Título: Apesar da ajuda, África piorou
Autor: João Caminoto
Fonte: O Estado de São Paulo, 06/07/2005, Internacional, p. A14

Deve ter parecido uma idéia maravilhosa no fim dos anos 70: construir uma moderna fábrica de tapetes em Ihiala, no sudeste da Nigéria, dando um pequeno empurrão na esperada transformação daquele país pobre e atrasado num tigre econômico africano. O Estado de Anambra tomou um empréstimo de US$ 17 milhões de um banco ocidental e escolheu um pedaço de terra virgem. Mas nem uma única pá de terra chegou a ser retirada. Mais de 25 anos depois, o empréstimo ainda está sendo pago. Como a terra intocada, a Nigéria e grande parte da África não foram transformadas pela ajuda despejada por doadores nas últimas décadas, da qual a maior parte foi roubada ou desperdiçada. Apesar dos bilhões de dólares em doações e empréstimos, a África é o único continente que anda para trás: está pior do que há 25 anos.

Agora, uma combinação de política, boa vontade e coordenação está dando à África o maior alívio em anos em dívida e ajuda.
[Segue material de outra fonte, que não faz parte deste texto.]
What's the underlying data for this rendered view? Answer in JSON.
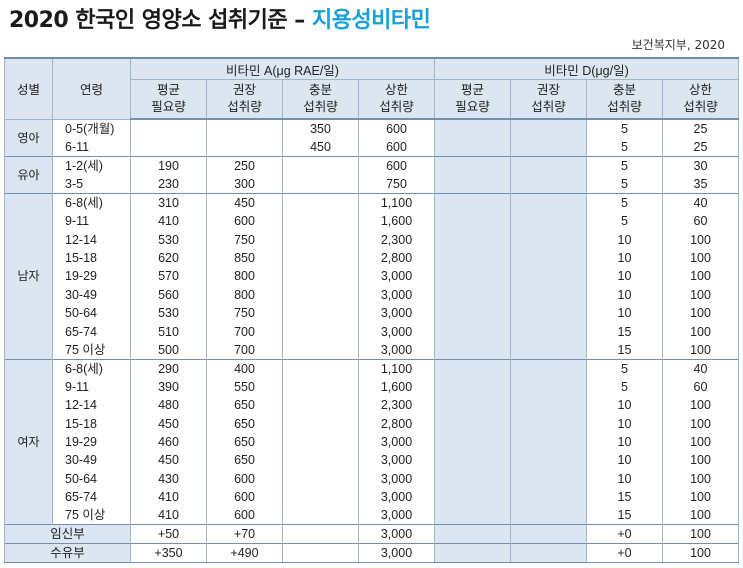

Os ministros das Finanças dos países mais ricos concordaram no mês passado em perdoar US$ 40 bilhões em dívidas, numa tentativa de tirar da pobreza 18 dos países mais pobres. Destes, 14 são africanos.

A reunião do Grupo dos 8 que começa hoje em Gleneagles, Escócia, concluirá o acordo da dívida e poderá ir mais além. Se o lobby britânico tiver sucesso, o G-8 poderá dobrar a ajuda externa total à África. O esforço é tão vasto que ninguém pode dizer se ele fará milagres ou repetirá erros do passado, quando a ajuda fomentou a dependência, não o progresso.

"Não sabemos. Realmente não há um precedente para isso", afirmou Todd Moss, analista do Centro de Desenvolvimento Global, com sede em Washington. Os países que mais tiveram sucesso na redução da pobreza, China e Índia, fizeram isso com pouca ajuda, observou ele. "Não creio que a ajuda leve ao crescimento econômico sustentado na África sem grandes mudanças dentro de alguns desses países."

Em alguns países africanos, como a Nigéria, infestada pela corrupção, as pessoas concordam que o alívio da dívida raramente chega aos que mais precisam. "O homem comum não se beneficia de nenhum perdão de dívida por parte de credores estrangeiros. Isso é aproveitado pelo governo", afirmou Ernest Emefieh, de 60 anos, que administra um cibercafé em Festac Town, um subúrbio de Lagos. "Não apóio nenhum alívio de dívida, pois não iremos aproveitá-lo."

Mas muitos economistas e ativistas contra a pobreza respondem que aliviar o peso da dívida é a única maneira de reduzir a miséria nas nações mais pobres. O Banco Mundial começa a preferir doações a empréstimos para os países mais necessitados, para evitar que eles afundem em dívidas futuras.

O histórico de responsabilidade de quem recebe a ajuda é essencial. Os 18 países qualificados para o plano de alívio do G-8 promoveram reformas para combater a pobreza e a corrupção, e o perdão da dívida deve se traduzir em educação gratuita e novas escolas e clínicas para cerca de 120 milhões de pessoas. Outros 22 países poderão se qualificar no futuro, com o perdão da dívida alcançando potencialmente US$ 55 bilhões.